Women’s gymnastics coach Aaron Murphy was in attendance at the State Championships recruiting Rakus and witnessed the injury first-hand. However, Murphy was still confident that he wanted Rakus to be an Owl.

“[Rakus’] mom even asked me, ‘I’m guessing you don’t want her on your roster after getting hurt?’” Murphy said. “I said, ‘No I want Taylor Rakus on my team, and to come to Temple. She’ll have to sit out her freshman year but we’ll train her so hopefully she’ll be ready by sophomore year.’”

Rakus did have to sit out her entire freshman year as a medical redshirt, an experience that she described to be bitter-sweet.

“It was a little upsetting,” Rakus said. “Watching all my friends go out and compete and have so much fun but at the same time just watching taught me a lot of what to expect the following year. From sitting back and observing, I knew how hard I would have to work over the next year to break into a very talented lineup.”

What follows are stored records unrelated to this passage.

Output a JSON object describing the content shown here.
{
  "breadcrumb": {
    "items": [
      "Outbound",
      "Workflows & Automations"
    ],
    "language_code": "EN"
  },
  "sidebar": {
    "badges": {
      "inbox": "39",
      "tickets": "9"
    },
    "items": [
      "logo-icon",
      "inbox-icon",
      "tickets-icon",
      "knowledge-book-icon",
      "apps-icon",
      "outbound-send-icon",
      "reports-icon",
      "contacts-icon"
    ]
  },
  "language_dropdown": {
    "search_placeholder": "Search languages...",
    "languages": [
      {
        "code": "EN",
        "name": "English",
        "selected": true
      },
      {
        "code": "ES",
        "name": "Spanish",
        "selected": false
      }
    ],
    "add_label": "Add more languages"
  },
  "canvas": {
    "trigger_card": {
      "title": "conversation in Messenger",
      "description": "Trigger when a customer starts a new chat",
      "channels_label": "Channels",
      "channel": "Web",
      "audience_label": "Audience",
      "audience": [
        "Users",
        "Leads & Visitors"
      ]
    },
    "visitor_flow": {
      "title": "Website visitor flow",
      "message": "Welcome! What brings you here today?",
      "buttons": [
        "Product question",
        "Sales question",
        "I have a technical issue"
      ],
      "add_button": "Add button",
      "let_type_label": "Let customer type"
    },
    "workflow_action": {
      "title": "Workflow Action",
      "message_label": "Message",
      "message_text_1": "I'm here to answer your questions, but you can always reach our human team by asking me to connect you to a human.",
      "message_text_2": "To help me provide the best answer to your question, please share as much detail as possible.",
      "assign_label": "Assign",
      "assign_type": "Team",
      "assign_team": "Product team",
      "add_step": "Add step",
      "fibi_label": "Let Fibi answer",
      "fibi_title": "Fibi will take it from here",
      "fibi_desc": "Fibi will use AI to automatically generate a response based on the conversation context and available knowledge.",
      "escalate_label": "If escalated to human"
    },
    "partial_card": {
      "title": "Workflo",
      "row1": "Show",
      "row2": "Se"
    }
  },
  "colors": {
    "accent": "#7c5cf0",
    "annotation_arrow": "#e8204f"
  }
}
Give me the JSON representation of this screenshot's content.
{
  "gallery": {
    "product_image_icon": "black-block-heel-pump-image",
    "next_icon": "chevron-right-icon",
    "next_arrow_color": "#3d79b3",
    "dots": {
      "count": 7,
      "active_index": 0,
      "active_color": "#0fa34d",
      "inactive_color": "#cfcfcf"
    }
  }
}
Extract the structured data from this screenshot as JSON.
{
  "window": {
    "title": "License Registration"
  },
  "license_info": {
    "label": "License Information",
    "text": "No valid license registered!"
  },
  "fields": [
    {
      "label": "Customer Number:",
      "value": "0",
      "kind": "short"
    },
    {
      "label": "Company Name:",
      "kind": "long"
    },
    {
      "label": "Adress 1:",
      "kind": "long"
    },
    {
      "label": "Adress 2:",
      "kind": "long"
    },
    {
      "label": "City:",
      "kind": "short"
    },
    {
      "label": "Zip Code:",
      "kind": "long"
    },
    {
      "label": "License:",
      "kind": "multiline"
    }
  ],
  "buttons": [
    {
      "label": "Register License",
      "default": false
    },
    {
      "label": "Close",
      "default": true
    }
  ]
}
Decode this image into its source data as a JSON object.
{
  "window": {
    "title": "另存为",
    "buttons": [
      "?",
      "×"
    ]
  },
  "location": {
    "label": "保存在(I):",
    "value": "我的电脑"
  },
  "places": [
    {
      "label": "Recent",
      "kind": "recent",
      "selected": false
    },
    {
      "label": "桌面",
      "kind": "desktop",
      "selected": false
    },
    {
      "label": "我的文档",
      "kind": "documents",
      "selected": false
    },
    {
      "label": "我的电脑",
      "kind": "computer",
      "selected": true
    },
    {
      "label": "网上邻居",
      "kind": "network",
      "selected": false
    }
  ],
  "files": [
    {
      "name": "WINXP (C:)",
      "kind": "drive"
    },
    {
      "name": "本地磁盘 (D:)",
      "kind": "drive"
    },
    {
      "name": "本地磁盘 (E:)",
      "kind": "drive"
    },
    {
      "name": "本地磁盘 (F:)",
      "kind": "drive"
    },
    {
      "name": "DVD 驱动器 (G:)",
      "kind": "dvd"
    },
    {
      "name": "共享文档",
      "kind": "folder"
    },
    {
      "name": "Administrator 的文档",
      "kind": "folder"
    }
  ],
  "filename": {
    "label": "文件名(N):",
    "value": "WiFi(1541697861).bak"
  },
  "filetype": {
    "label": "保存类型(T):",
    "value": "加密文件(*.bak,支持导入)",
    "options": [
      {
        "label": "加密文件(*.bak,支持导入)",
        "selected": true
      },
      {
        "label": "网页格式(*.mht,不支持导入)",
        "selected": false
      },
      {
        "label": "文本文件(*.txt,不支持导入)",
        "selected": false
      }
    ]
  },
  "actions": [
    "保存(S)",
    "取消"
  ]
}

Junior Heather Zaniewski also knows what it’s like to have to sit out because of injury for an extended period of time. The team captain had to sit out the majority of her sophomore season because of five fractures in her feet.

“I can relate to Taylor’s injury because of the time we both had to take off from gymnastics,” Zaniewski said. “It is very hard to go to practice every day and watch everyone train and compete without you. The time and energy it takes to get back to full gymnastics is also very tough.”

Rakus did make it back to full gymnastics form and made it into Murphy’s starting beam lineup. At the annual Lindsey Ferris Invite, Rakus nailed her routine and posted a 9.600. Her score helped lead Temple to a first place team score of 48.175 on the apparatus, beating out the University of Pennsylvania, North Carolina, Cornell and host George Washington.

“When I saluted the judge for the first time in two years I was overwhelmed with emotion,” Rakus said. “Especially after hitting my routine, I was so happy and proud to be a part of the Temple gymnastics team and contributing to the first place finish the beam team achieved. I have never felt so overwhelmed with happiness and accomplishment in my life.”

“It takes a lot of focus, especially being in your first meet back from being out of the competitive realm for two years,” Murphy said. “It’s hard to come back and hit that [beam] event, and she did it really well. It was absolutely tremendous that she would get up there and score a 9.600 for her first score as a college athlete.”

Rakus herself said she was surprised to win the week’s ECAC Coaches’ Choice Award.

“I definitely did not expect to win any awards, especially not after my first-ever collegiate competition,” Rakus said. “I was and still am honored to have been given that award the first week of the season, it really shows that all my hard work did pay off and encourages me to keep working even harder for both myself and my team.”

Rakus continued her form with an even better showing on the beam at the team’s most recent meet at Pittsburgh this past Saturday, Jan. 19. She scored a 9.650, a half of a point higher than her award-winning performance the previous week.

Now, Rakus feels that her knee is no longer an issue.

“Because I was able to redshirt and use all of last year to rehab my knee back to full health, I rarely have problems with it,” Rakus said.

“I owe it all to my physical therapists and athletic trainers for helping me back to being 100 percent and could not have done it without them,” she added.